Added a node to convert audio to spectrogram and spectrigram to audio

mcDandy · mcDandy · commit 744931c6e350 · 2025-12-29T20:04:58.000+01:00
diff --git a/README.md b/README.md
@@ -18,9 +18,11 @@ You can also get the node from comfy manager under the name of More math.
 ## Features
 
 - functions and variables in math expressions
-- conversions between int and float
+- Conversion between INT and FLOAT; AUDIO and IMAGE (red - real - strenght of cosine of frequency; blue - imaginary - strenght of sine of frequency; green - log1p of amplitude - just so it looks good to humans)
 - Nodes for FLOAT, CONDITIONING, LATENT, IMAGE, NOISE, AUDIO, VIDEO, MODEL, CLIP and VAE
 
+- Vector Math: Support for List literals `[v1, v2, ...]` and operations between lists/scalars
+
 ## Operators
 
 - Math: `+`, `-`, `*`, `/`, `%`, `^`, `||`
diff --git a/more_math/AudioToSpectrogramNode.py b/more_math/AudioToSpectrogramNode.py
@@ -0,0 +1,55 @@
+from comfy_api.latest import io
+import torch
+
+windows = {'bartlet':torch.bartlett_window, 'blackman':torch.blackman_window, 'hamming':torch.hamming_window,'hann':torch.hann_window}
+
+class AudioToSpectrogram(io.ComfyNode):
+    """
+    Converts Audio to an Image spectrogram.

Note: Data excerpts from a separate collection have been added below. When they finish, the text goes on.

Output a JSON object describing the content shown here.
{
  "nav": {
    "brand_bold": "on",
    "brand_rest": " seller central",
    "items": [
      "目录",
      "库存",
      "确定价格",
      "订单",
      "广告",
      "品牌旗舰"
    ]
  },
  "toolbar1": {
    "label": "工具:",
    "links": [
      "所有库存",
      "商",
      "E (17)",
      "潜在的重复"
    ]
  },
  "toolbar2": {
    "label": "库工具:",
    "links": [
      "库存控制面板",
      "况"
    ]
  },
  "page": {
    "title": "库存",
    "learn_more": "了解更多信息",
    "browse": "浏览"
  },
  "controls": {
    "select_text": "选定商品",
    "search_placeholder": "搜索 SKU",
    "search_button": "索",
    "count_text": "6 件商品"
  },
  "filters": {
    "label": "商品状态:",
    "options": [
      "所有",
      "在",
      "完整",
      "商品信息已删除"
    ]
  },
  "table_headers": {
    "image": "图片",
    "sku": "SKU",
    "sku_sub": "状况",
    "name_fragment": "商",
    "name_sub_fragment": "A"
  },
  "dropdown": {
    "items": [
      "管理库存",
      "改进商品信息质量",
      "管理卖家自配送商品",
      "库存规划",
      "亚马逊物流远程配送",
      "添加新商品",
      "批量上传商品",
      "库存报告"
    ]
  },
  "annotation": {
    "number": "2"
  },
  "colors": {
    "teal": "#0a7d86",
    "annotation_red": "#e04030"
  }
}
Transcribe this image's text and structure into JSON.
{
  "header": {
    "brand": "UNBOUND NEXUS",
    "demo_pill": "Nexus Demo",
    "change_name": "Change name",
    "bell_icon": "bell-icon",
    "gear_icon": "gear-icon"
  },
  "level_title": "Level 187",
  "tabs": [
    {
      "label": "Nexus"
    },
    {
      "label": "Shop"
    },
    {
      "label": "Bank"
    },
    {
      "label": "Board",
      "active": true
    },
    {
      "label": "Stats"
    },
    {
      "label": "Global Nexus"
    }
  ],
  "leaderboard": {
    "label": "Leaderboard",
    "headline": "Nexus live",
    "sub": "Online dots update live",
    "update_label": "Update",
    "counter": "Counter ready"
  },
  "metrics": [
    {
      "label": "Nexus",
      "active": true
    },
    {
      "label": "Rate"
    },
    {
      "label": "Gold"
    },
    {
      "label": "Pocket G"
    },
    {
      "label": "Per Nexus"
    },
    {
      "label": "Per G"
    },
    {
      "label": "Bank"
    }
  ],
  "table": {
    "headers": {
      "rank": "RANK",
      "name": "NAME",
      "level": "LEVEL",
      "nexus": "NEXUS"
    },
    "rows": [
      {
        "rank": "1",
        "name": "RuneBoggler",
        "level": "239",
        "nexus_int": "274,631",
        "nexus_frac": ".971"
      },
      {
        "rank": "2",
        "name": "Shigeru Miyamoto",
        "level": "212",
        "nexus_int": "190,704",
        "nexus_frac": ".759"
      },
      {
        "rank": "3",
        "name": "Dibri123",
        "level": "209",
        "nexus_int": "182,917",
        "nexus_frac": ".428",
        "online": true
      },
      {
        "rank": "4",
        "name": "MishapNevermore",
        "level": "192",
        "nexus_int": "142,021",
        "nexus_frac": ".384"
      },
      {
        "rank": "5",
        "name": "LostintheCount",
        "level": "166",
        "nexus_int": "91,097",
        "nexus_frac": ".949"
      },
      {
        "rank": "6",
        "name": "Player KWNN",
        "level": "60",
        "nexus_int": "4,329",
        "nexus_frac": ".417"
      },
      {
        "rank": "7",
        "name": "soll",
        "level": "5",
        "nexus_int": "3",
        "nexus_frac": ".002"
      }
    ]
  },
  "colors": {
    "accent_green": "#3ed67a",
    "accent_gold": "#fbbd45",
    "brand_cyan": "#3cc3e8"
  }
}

+    Red = Real, Green = logarithm of value (just so it looks good), Blue = Imaginary.
+    Each audio channel is stacked vertically.
+    """
+    @classmethod
+    def define_schema(cls) -> io.Schema:
+        return io.Schema(
+            node_id="mrmth_AudioToImageSpectrogram",
+            category="More math",
+            display_name="Audio to Image Spectrogram",
+            inputs=[
+                io.Audio.Input(id="audio", tooltip="Input audio"),
+                io.Int.Input(id="window_length", default=1024, min=16, max=4096, tooltip="Window length in samples"),
+                io.Int.Input(id="hop_length", default=256, min=1, max=4096, tooltip="Stride of the window (hop length) in samples"),
+                io.Int.Input(id="bucket_count", default=513, min=2, max=4096, tooltip="Number of frequency buckets (determines resolution)"),
+                io.Combo.Input(id="window_type", default="hann", options=list(windows.keys()), tooltip="Type of window function to apply"),
+            ],
+            outputs=[
+                io.Image.Output(id="image"),
+                io.Int.Output(id="channel_count", display_name="Channel count", tooltip="Number of channels in the output image"),
+                io.Int.Output(id="sample_rate", display_name="Sample rate", tooltip="Sample rate of the input audio"),
+            ],
+        )
+
+    @classmethod
+    def execute(cls, audio, window_length, hop_length, bucket_count,window_type):
+        waveform = audio['waveform']
+        sample_rate = audio['sample_rate']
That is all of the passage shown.